Schwule Liebe vor 100 Jahren Der weltweit erste Schwulenverein wurde 1924 in Chicago gegründet - von einem deutschen Auswanderer
In dieser Woche vor 100 Jahren im Jahr 1924 wurde die weltweit erste Schwulenrechtsorganisation gegründet, die Society for Human Rights mit Sitz in Chicago. Gründer Henry Gerber ging damit in die Gay-Geschichte ein, auch wenn viele Schwule seinen Namen heute gar nicht mehr kennen.
Flucht aus Deutschland
Gerber war ein deutscher Einwanderer und Postbeamter. In seiner Heimat Deutschland war er zuvor von der Schule gewiesen worden und hatte mehrere Jobs verloren, stets aufgrund seiner Homosexualität. Mit 21 Jahren wagte er die große Überfahrt und kam 1913 mit seiner Familie in die USA, wo er anfangs in der Armee diente.
Die homophoben Probleme und Angriffe hatte Gerber dabei leider nicht gänzlich in Europa zurückgelassen: Nachdem er anfing, sich in der Schwulenszene Chicagos zu engagieren, wurde er erst in eine Anstalt eingewiesen, später auch verhaftet und interniert – man ging davon aus, er sei wegen seiner Homosexualität ein „feindlicher und gefährlicher Ausländer“. Schlussendlich stellten ihn die Behörden vor die Wahl: Haft oder erneut Armee. Er wählte Letzteres und der Dienst für die USA führte ihn wieder zurück nach Deutschland.

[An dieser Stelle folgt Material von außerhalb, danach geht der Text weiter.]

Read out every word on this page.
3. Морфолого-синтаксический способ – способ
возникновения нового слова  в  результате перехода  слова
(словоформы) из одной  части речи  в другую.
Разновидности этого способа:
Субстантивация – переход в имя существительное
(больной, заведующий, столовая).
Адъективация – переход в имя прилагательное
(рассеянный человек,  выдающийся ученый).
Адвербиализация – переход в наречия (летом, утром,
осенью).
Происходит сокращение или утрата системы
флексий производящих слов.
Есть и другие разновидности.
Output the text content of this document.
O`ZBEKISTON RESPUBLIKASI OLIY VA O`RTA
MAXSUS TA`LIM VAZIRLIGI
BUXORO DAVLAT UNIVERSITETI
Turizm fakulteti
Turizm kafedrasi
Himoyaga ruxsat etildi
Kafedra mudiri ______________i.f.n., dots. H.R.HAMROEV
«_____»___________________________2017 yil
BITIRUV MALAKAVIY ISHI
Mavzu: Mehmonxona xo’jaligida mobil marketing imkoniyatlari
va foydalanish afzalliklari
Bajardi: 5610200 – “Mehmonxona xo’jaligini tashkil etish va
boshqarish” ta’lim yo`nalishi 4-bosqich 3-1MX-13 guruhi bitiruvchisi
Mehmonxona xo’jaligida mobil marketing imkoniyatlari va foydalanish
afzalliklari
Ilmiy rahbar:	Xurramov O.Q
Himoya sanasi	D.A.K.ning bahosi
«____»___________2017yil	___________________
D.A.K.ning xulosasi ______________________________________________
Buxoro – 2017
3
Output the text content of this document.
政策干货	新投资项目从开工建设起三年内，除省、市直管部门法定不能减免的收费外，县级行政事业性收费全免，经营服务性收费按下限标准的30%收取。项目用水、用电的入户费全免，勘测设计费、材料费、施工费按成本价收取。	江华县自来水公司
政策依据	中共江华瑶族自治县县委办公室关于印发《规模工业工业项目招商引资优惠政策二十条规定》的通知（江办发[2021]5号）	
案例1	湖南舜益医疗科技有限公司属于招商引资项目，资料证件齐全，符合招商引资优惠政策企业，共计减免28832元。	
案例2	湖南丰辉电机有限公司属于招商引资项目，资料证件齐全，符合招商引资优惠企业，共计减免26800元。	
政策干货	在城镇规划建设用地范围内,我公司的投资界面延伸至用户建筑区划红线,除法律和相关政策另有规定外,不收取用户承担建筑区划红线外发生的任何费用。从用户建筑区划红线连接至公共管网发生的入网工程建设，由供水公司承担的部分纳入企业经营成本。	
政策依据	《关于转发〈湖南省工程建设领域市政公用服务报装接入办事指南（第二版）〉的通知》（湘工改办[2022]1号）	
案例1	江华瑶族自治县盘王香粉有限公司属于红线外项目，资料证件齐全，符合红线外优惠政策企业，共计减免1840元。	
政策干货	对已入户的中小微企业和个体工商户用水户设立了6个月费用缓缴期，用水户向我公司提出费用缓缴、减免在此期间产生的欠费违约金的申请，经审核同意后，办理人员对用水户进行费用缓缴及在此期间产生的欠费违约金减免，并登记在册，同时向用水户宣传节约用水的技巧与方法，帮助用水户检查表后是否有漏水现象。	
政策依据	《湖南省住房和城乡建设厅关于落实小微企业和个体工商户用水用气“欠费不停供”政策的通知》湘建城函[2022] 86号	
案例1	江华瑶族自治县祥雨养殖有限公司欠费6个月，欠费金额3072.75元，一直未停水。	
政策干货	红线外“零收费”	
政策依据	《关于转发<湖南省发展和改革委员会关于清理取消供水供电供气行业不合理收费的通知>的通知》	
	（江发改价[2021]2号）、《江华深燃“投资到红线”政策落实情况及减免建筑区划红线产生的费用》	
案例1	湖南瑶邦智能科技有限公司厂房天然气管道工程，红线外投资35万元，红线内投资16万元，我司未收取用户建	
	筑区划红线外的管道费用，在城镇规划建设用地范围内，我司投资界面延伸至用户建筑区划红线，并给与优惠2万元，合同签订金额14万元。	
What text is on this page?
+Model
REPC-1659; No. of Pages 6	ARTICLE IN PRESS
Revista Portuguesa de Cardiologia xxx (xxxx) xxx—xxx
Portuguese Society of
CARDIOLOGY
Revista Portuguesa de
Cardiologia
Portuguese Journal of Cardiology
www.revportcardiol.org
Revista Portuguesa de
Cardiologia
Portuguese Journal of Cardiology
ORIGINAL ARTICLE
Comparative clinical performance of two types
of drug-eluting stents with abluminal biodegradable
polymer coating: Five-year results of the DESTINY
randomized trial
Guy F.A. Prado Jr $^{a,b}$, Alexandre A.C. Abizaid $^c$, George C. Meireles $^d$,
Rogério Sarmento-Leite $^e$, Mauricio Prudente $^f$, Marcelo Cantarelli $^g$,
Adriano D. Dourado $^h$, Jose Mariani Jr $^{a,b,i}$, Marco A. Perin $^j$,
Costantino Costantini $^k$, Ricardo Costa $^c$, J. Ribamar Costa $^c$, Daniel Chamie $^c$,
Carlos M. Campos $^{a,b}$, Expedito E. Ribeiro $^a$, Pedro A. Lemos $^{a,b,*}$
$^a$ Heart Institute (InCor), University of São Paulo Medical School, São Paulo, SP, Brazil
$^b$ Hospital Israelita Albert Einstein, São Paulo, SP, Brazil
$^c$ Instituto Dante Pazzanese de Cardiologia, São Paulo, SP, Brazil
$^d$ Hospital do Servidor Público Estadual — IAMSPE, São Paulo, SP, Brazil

Kampf für Freundschaft und Frieden
Hier knüpfte er Kontakte zu dem Pionier der deutschen Schwulenbewegung, Magnus Hirschfeld. Beeindruckt von den schwulenfreundlichen Entwicklungen in Deutschland, gründete er nach seiner Rückkehr in die USA die weltweit erste Schwulenorganisation. Gerade einmal ein knappes Jahr lang brachten er und seine schwulen Freunde gedruckte Newsletter mit dem Titel „Friendship and Freedom“ heraus, bevor die Familie eines ehrenamtlichen Mitarbeiters im Jahr 1925 die Polizei alarmierte.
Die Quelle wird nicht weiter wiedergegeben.